Backtrack to the Bennington Monument; take a left at Walloomsac St. for 300 yards, then a right onto Fairview for about half a mile, then a right onto Silk. This takes you through the Silk Covered Bridge. After one & a half miles on Silk, cross the street to Mattison for about 300 yards, then go right onto Rice (for less than a mile) to historic route 7A (Ethan Allen Highway). Take a right (south) & go 300 yards to Hunter’s Grill for an awesome fall vista. Turn around & go north on 7A for about thirteen miles to Arlington which was once called “Tory Hollow” because so many British sympathizers lived in the area. Stop at the St. James Church cemetery where Ethan Allen’s wife & two children are buried. Go back 100 yards past the Norman Rockwell Gallery (Rockwell painted the Yankee Doodle mural) to East Arlington Rd. Go one block east on East Arlington Rd., noting the blue house with two markers, which indicate where Ethan Allen also lived. Continue for a little over one mile on East Arlington Road (taking a right at the Chippenhook Store) into quaint East Arlington. Past the Yankee Peddler & Bearatorium, the deep red house on the right was used to hide Tory sympathizers. Oddly, the gristmill next door had been built by Remember Baker (Allen’s cousin), an American Revolutionary hero.
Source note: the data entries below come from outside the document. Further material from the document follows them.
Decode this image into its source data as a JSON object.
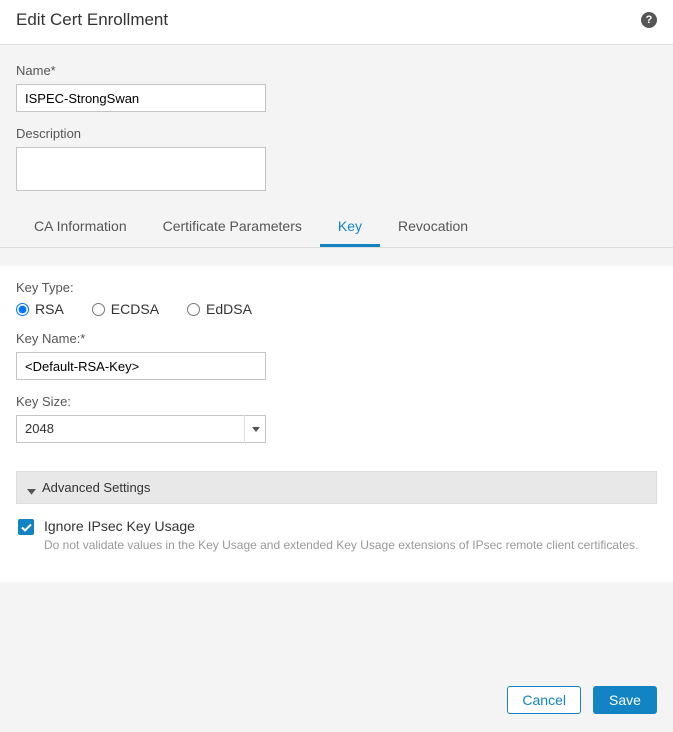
{
  "header": {
    "title": "Edit Cert Enrollment"
  },
  "form": {
    "name_label": "Name*",
    "name_value": "ISPEC-StrongSwan",
    "desc_label": "Description",
    "desc_value": ""
  },
  "tabs": {
    "ca": "CA Information",
    "params": "Certificate Parameters",
    "key": "Key",
    "revocation": "Revocation"
  },
  "key": {
    "type_label": "Key Type:",
    "radio_rsa": "RSA",
    "radio_ecdsa": "ECDSA",
    "radio_eddsa": "EdDSA",
    "name_label": "Key Name:*",
    "name_value": "<Default-RSA-Key>",
    "size_label": "Key Size:",
    "size_value": "2048"
  },
  "advanced": {
    "header": "Advanced Settings",
    "ignore_label": "Ignore IPsec Key Usage",
    "ignore_desc": "Do not validate values in the Key Usage and extended Key Usage extensions of IPsec remote client certificates."
  },
  "footer": {
    "cancel": "Cancel",
    "save": "Save"
  }
}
Revolutionary headstones at the Old First Congregational Church in Bennington

Revolutionary headstones at the Old First Congregational Church in Bennington By Sharon O’Connor

Proceed back to the Chippenhook Store & make a right (north) for three & a half miles, passing through the Chiselville Covered Bridge. At Hill Farm Rd. go left 300 yards to the Ira Allen Cemetery. (Ira was Ethan’s brother) providing a dramatic view of Mount Equinox. Go back to Sunderland Hill Rd. (which becomes River Rd); turn left; go north four & a half miles passing the Battenkill River. At the end of River Rd., the land straight ahead is where the Green Mountain Boys camped the night of August 15, 1777 prior to going south to the Battle of Bennington. Turn right onto 7A & go 700 yards to the Equinox Hotel & Marsh Tavern where the Green Mountain Boys gathered. Marsh was the first Tory sympathizer to have his land confiscated to help pay for the revolution.

End your journey at the statue of the Green Mountain Boy opposite the Equinox. Notice how he faces west towards New York…Saratoga and Ticonderoga.